Refinancing with bad credit can be a vicious cycle. You try to refinance to save money, but, the lower your credit score, the more refinancing will cost you. Unfortunately, the interest rate on your loan is tied into your credit score; the lower your score, the higher the interest rate. On top of that, many lenders have been raising their qualifying standards, making it more difficult for people to procure loans and refinance.

This can be pretty discouraging for those with bad credit. If you have bad credit, you are already not in the best financial situation. By refinancing, you can lower your monthly payments, which can improve your finances. At the same time, you may want to increase your monthly payments, in order to build equity faster and be done with the mortgage sooner. If you have bad credit, though, these goals will be further out of reach.

What You Can Do

Though it may be more difficult to refinance your mortgage with bad credit, that doesn’t mean it’s impossible. There are many lenders who deal specifically with borrowers who have bad credit. The key to finding a lender to refinance with is to look around at different lenders. Contact several of them, especially those focusing on bad credit loans.

These lenders will then look into your credit history and see where you stand regarding loans and debts. Even if they specialize in lending to those with bad credit, they still want to make sure you can handle the terms of the loan and make the payments on time. Additionally, they will take the reason for your bad credit into account. If you have made previous mortgage payments on time, you will have a better chance of getting a good deal for your refinance. If, however, your credit score is low because of missed mortgage payments, you will have a much harder time (more about this below).

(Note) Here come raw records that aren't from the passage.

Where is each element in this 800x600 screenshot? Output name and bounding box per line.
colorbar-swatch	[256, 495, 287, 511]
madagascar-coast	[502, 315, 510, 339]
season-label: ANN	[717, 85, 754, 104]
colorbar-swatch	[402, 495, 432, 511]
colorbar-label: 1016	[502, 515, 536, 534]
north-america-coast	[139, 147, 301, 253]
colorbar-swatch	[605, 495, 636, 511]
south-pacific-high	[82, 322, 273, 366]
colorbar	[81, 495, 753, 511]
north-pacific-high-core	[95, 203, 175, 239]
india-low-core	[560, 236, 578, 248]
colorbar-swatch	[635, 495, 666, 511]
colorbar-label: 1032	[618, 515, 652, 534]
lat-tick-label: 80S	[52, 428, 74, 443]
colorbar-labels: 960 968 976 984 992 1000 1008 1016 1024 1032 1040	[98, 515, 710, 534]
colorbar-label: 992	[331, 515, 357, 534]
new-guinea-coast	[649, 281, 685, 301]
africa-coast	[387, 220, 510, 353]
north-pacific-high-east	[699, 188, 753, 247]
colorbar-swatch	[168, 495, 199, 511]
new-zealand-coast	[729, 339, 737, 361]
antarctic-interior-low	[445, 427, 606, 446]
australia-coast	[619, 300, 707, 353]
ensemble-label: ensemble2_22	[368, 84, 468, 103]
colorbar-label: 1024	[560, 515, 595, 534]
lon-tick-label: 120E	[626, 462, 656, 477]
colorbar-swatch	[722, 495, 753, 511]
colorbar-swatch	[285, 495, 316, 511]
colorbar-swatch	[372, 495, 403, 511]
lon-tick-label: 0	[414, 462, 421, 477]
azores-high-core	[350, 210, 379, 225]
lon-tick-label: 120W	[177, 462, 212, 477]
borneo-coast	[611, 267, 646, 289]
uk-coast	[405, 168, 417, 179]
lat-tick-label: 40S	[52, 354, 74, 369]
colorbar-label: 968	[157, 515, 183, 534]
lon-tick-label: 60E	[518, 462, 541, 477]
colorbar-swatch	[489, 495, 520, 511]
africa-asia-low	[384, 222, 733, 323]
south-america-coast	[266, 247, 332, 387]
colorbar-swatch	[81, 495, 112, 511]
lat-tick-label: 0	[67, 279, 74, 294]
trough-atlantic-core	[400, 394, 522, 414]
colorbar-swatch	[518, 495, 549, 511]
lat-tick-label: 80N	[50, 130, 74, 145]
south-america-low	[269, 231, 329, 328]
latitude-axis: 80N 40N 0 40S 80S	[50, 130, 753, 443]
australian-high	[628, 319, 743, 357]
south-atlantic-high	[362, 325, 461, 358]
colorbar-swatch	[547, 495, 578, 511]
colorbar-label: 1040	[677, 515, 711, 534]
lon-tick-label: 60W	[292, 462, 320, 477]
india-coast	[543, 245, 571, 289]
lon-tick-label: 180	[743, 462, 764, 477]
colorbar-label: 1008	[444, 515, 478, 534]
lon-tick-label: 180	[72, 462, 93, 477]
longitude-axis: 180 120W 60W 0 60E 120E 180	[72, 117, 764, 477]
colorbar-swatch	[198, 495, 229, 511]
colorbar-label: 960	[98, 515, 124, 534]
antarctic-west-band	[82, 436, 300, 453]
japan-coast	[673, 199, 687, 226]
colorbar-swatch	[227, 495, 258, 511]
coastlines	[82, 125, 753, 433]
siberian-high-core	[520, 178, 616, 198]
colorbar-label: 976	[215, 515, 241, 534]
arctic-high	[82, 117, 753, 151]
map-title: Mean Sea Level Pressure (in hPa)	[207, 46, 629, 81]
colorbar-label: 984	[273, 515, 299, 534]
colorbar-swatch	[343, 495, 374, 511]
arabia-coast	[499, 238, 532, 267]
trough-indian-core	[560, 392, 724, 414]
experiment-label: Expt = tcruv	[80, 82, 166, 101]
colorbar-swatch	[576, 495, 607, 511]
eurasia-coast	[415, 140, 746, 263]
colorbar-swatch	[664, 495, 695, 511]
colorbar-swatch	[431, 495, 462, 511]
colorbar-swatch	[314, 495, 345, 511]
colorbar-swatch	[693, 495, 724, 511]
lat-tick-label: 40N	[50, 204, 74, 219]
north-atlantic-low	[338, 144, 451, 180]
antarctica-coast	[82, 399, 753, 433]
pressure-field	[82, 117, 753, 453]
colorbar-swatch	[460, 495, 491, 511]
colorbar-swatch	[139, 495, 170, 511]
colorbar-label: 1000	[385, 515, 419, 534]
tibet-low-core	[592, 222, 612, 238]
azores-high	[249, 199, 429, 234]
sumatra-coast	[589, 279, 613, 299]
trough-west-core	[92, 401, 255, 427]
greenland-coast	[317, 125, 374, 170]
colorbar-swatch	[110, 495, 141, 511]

TIP: You can hire a mortgage broker to help you find a lender. Keep in mind, though, that this service will cost some money.

If some lenders are willing to give you a refinancing loan, carefully look into the terms and conditions of what they offer. Each lender is different, and so are their offers. Consider each one before accepting the refinance. You certainly don’t want to risk going with a bad lender or taking out a loan that you can’t afford, causing your credit score to decrease even more.

Loan Modification

Some people develop bad credit because they have been late with mortgage payments. In this case, it is even more difficult to refinance. If you have had trouble making mortgage payments in the past, other lenders will be hesitant to give you a new loan. However, all hope isn’t lost. Through a process called loan modification, those with a history of late mortgage payments can refinance their loans.

Loan modification involves reworking the conditions of the current loan rather than refinancing with a new loan. This option is specifically for people who have experienced financial hardships or who have missed three mortgage payments. Additionally, in order to qualify, one must not have filed for bankruptcy or purposely defaulted on his or her payments.

Fixing Credit

Some people may still be unable to qualify for refinancing or a loan modification. Those who have filed for bankruptcy, have extremely bad credit, or have undergone some other type of financial hardship can have a difficult time coming up with a solution to their problems. If you fall into this category, you may have no other choice than to give yourself a year or two to raise your credit score.

One way to increase your credit score is to pay off any high-balance credit card bills. By making one large lump sum payment, rather than making small payments over a long period of time, your credit can improve quickly. You could also work with a mortgage broker or lender, who can look at your finances and help you identify ways to improve your score. Once your credit has improved, you will be in a better position to refinance.

As you can see, bad credit doesn’t necessarily mean you can’t refinance your home loan. There are lenders who specialize in refinances for those with bad credit, loan modifications for those who still can’t qualify for refinancing, and ways to improve credit for those with financial hardship. Basically, anyone can refinance; it just may take some time.